Thursday, February 3, 2011

Fireworks on the Freeway

Every once in awhile, I'm called upon to do something millions of mothers do every day without incident. For some reason, I find it to be one of the most painful tasks conceivable. I'd rather spend some drill time in a dentist's chair than do this: pick my kids up from the sitter.

I work from home and I totally get that I'm blessed, my boss is the greatest human being ever, yada yada yada. But sometimes it is unavoidable - I must swap out my PJs for real people clothes and work off premises. This is all good and well until our beloved nanny Norma - a person that is on the short, short list of human beings I cannot live without - offers to take the kids home with her. I can just swing by and pick them up on my way home. This is very generous on her part because it usually means she hangs on to them longer than she should.

HOWEVER.

Every time I pick the kids up, #1 freaks out because he simply does not want to go home with me. He wants to stay and play with Norma and I have to hear him scream and cry about it all the way home. There's a couple of key things to consider here before passing judgement on me. 1) I pick them up right during the heart of rush hour traffic. The ride home usually lasts anywhere from 45 minutes to an hour, and #1 doesn't usually calm down until we're pulling up to the driveway. 2) Although I know how to get to Norma's house, I don't exactly know how to find the freeway from there. And so you say, "Hey dumbass, why don't you just retrace your steps from how you got there?" To which I would reply, "Because then I'd have to go north to go south and I hate backtracking more than I hate that you just called me a dumbass." So I end up driving around, trying to figure out where the hell I am, weaving in and out of good and bad neighborhoods, all while #1 is saying things like, "No Mommy! Stop the car! I want to get out now, please! I want Noooooooooooooooooooooooooooooooorma!"

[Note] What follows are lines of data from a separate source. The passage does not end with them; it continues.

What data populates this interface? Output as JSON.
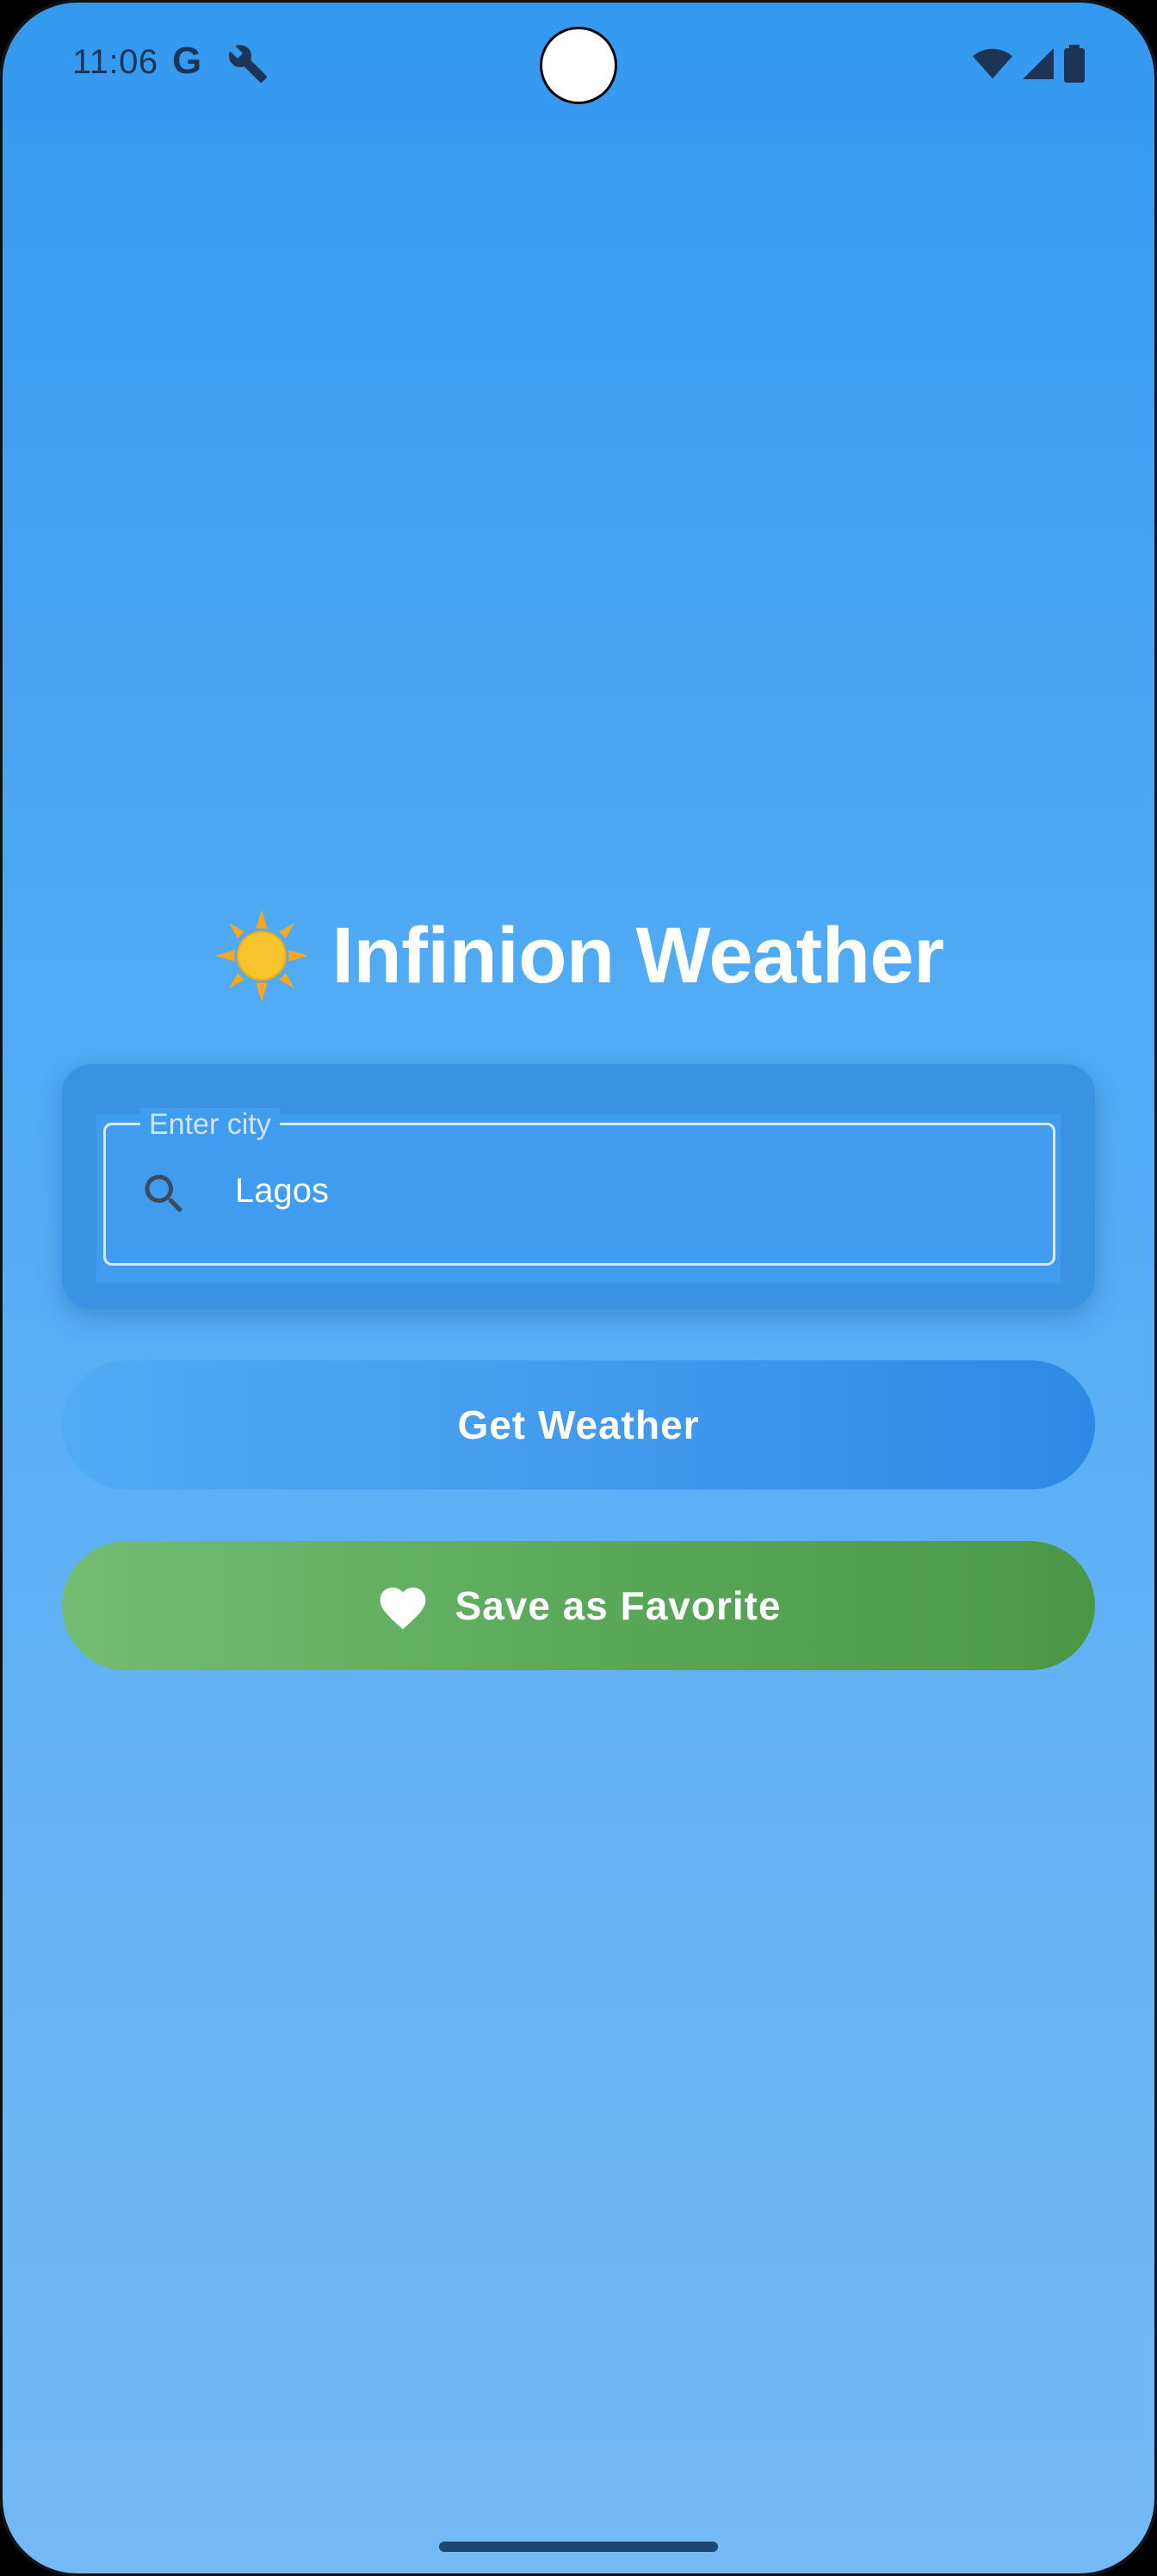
{
  "status_bar": {
    "time": "11:06",
    "google_icon_text": "G",
    "icons": [
      "google-icon",
      "wrench-icon",
      "wifi-icon",
      "signal-icon",
      "battery-icon"
    ]
  },
  "app": {
    "title": "Infinion Weather",
    "title_icon": "sun-icon"
  },
  "search": {
    "label": "Enter city",
    "value": "Lagos",
    "icon": "search-icon"
  },
  "buttons": {
    "get_weather": "Get Weather",
    "save_favorite": "Save as Favorite",
    "save_favorite_icon": "heart-icon"
  },
  "colors": {
    "background_top": "#3399f0",
    "background_bottom": "#73b9f5",
    "favorite_button": "#5aa95a",
    "weather_button": "#3f98ec"
  }
}
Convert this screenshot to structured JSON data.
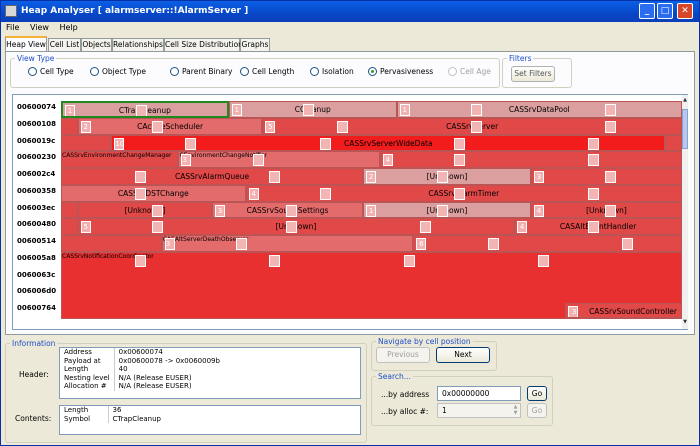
{
  "window": {
    "title": "Heap Analyser [ alarmserver::!AlarmServer ]"
  },
  "menu": [
    "File",
    "View",
    "Help"
  ],
  "tabs": [
    "Heap View",
    "Cell List",
    "Objects",
    "Relationships",
    "Cell Size Distributions",
    "Graphs"
  ],
  "view_type": {
    "label": "View Type",
    "options": [
      {
        "label": "Cell Type",
        "selected": false,
        "enabled": true
      },
      {
        "label": "Object Type",
        "selected": false,
        "enabled": true
      },
      {
        "label": "Parent Binary",
        "selected": false,
        "enabled": true
      },
      {
        "label": "Cell Length",
        "selected": false,
        "enabled": true
      },
      {
        "label": "Isolation",
        "selected": false,
        "enabled": true
      },
      {
        "label": "Pervasiveness",
        "selected": true,
        "enabled": true
      },
      {
        "label": "Cell Age",
        "selected": false,
        "enabled": false
      }
    ]
  },
  "filters": {
    "label": "Filters",
    "button": "Set Filters"
  },
  "heap": {
    "addresses": [
      "00600074",
      "00600108",
      "0060019c",
      "00600230",
      "006002c4",
      "00600358",
      "006003ec",
      "00600480",
      "00600514",
      "006005a8",
      "0060063c",
      "006006d0",
      "00600764"
    ],
    "cells": [
      {
        "row": 0,
        "start": 0,
        "span": 10,
        "label": "CTrapCleanup",
        "num": "1",
        "color": "#dc9f9f",
        "sel": true
      },
      {
        "row": 0,
        "start": 10,
        "span": 10,
        "label": "CCleanup",
        "num": "1",
        "color": "#dc9f9f"
      },
      {
        "row": 0,
        "start": 20,
        "span": 17,
        "label": "CASSrvDataPool",
        "num": "1",
        "color": "#dc9f9f"
      },
      {
        "row": 1,
        "start": 0,
        "span": 1,
        "label": "",
        "num": "",
        "color": "#e14848"
      },
      {
        "row": 1,
        "start": 1,
        "span": 11,
        "label": "CActiveScheduler",
        "num": "2",
        "color": "#e36b6b"
      },
      {
        "row": 1,
        "start": 12,
        "span": 25,
        "label": "CASSrvServer",
        "num": "5",
        "color": "#e14848"
      },
      {
        "row": 2,
        "start": 0,
        "span": 3,
        "label": "",
        "num": "",
        "color": "#e14848"
      },
      {
        "row": 2,
        "start": 3,
        "span": 33,
        "label": "CASSrvServerWideData",
        "num": "10",
        "color": "#f21c1c"
      },
      {
        "row": 2,
        "start": 36,
        "span": 1,
        "label": "",
        "num": "",
        "color": "#e14848"
      },
      {
        "row": 3,
        "start": 0,
        "span": 7,
        "label": "CASSrvEnvironmentChangeManager",
        "num": "",
        "color": "#e14848"
      },
      {
        "row": 3,
        "start": 7,
        "span": 12,
        "label": "CEnvironmentChangeNotifier",
        "num": "3",
        "color": "#e36b6b"
      },
      {
        "row": 3,
        "start": 19,
        "span": 18,
        "label": "",
        "num": "4",
        "color": "#e14848"
      },
      {
        "row": 4,
        "start": 0,
        "span": 18,
        "label": "CASSrvAlarmQueue",
        "num": "",
        "color": "#e14848"
      },
      {
        "row": 4,
        "start": 18,
        "span": 10,
        "label": "[Unknown]",
        "num": "2",
        "color": "#dc9f9f"
      },
      {
        "row": 4,
        "start": 28,
        "span": 9,
        "label": "",
        "num": "3",
        "color": "#e14848"
      },
      {
        "row": 5,
        "start": 0,
        "span": 11,
        "label": "CASSrvDSTChange",
        "num": "",
        "color": "#e36b6b"
      },
      {
        "row": 5,
        "start": 11,
        "span": 26,
        "label": "CASSrvAlarmTimer",
        "num": "4",
        "color": "#e14848"
      },
      {
        "row": 6,
        "start": 0,
        "span": 1,
        "label": "",
        "num": "",
        "color": "#e14848"
      },
      {
        "row": 6,
        "start": 1,
        "span": 8,
        "label": "[Unknown]",
        "num": "",
        "color": "#e14848"
      },
      {
        "row": 6,
        "start": 9,
        "span": 9,
        "label": "CASSrvSoundSettings",
        "num": "3",
        "color": "#e36b6b"
      },
      {
        "row": 6,
        "start": 18,
        "span": 10,
        "label": "[Unknown]",
        "num": "1",
        "color": "#dc9f9f"
      },
      {
        "row": 6,
        "start": 28,
        "span": 9,
        "label": "[Unknown]",
        "num": "4",
        "color": "#e14848"
      },
      {
        "row": 7,
        "start": 0,
        "span": 1,
        "label": "",
        "num": "",
        "color": "#e14848"
      },
      {
        "row": 7,
        "start": 1,
        "span": 26,
        "label": "[Unknown]",
        "num": "5",
        "color": "#e14848"
      },
      {
        "row": 7,
        "start": 27,
        "span": 10,
        "label": "CASAltEventHandler",
        "num": "4",
        "color": "#e14848"
      },
      {
        "row": 8,
        "start": 0,
        "span": 6,
        "label": "",
        "num": "",
        "color": "#e14848"
      },
      {
        "row": 8,
        "start": 6,
        "span": 15,
        "label": "CASAltServerDeathObserver",
        "num": "3",
        "color": "#e36b6b"
      },
      {
        "row": 8,
        "start": 21,
        "span": 16,
        "label": "",
        "num": "6",
        "color": "#e14848"
      },
      {
        "row": 9,
        "start": 0,
        "span": 37,
        "label": "CASSrvNotificationCoordinator",
        "num": "",
        "color": "#e83030",
        "rows": 4
      }
    ],
    "last_row_cell": {
      "label": "CASSrvSoundController",
      "num": "3"
    }
  },
  "information": {
    "label": "Information",
    "header_label": "Header:",
    "contents_label": "Contents:",
    "header": [
      {
        "k": "Address",
        "v": "0x00600074"
      },
      {
        "k": "Payload at",
        "v": "0x00600078 -> 0x0060009b"
      },
      {
        "k": "Length",
        "v": "40"
      },
      {
        "k": "Nesting level",
        "v": "N/A (Release EUSER)"
      },
      {
        "k": "Allocation #",
        "v": "N/A (Release EUSER)"
      }
    ],
    "contents": [
      {
        "k": "Length",
        "v": "36"
      },
      {
        "k": "Symbol",
        "v": "CTrapCleanup"
      }
    ]
  },
  "navigate": {
    "label": "Navigate by cell position",
    "previous": "Previous",
    "next": "Next"
  },
  "search": {
    "label": "Search...",
    "by_address_label": "...by address",
    "by_address_value": "0x00000000",
    "by_alloc_label": "...by alloc #:",
    "by_alloc_value": "1",
    "go": "Go"
  }
}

Sometimes I turn the music up louder, but then I feel bad for #2 who is patiently waiting for me to find my way. He gets me. He lets me be me and figure out my way in life, unlike #1 who has already told me, at the ripe age of 3.5, that he doesn't like me anymore. They grow up so fast, don't they?

Anyway, after going through all this drama a few too many times, I finally figured out what the hell will calm the little maniac down. For some reason, brake lights remind #1 of fireworks, which prompts him to ask me to sing the Fireworks Song. Do you know that one? I bet you do. It's a little number by Francis Scott Key, AKA The Star Spangled Banner. By the way, I happen to think The Star Spangled Banner is one of the most beautiful songs ever written. I get teary eyed even when I sing it (just so you know, my vocals are akin to Alfalfa from The Little Rascals). Some day I dream of doing this songs justice by learning all the actual words.

Anyway, tonight after I sang it about twenty times and we were driving up the hill, 60 seconds away from our house, #1 said, "Mommy, I'm not sad anymore. I'm happy now."

And I was happy too. Happy for my kid. Happy for America. Happy to be home.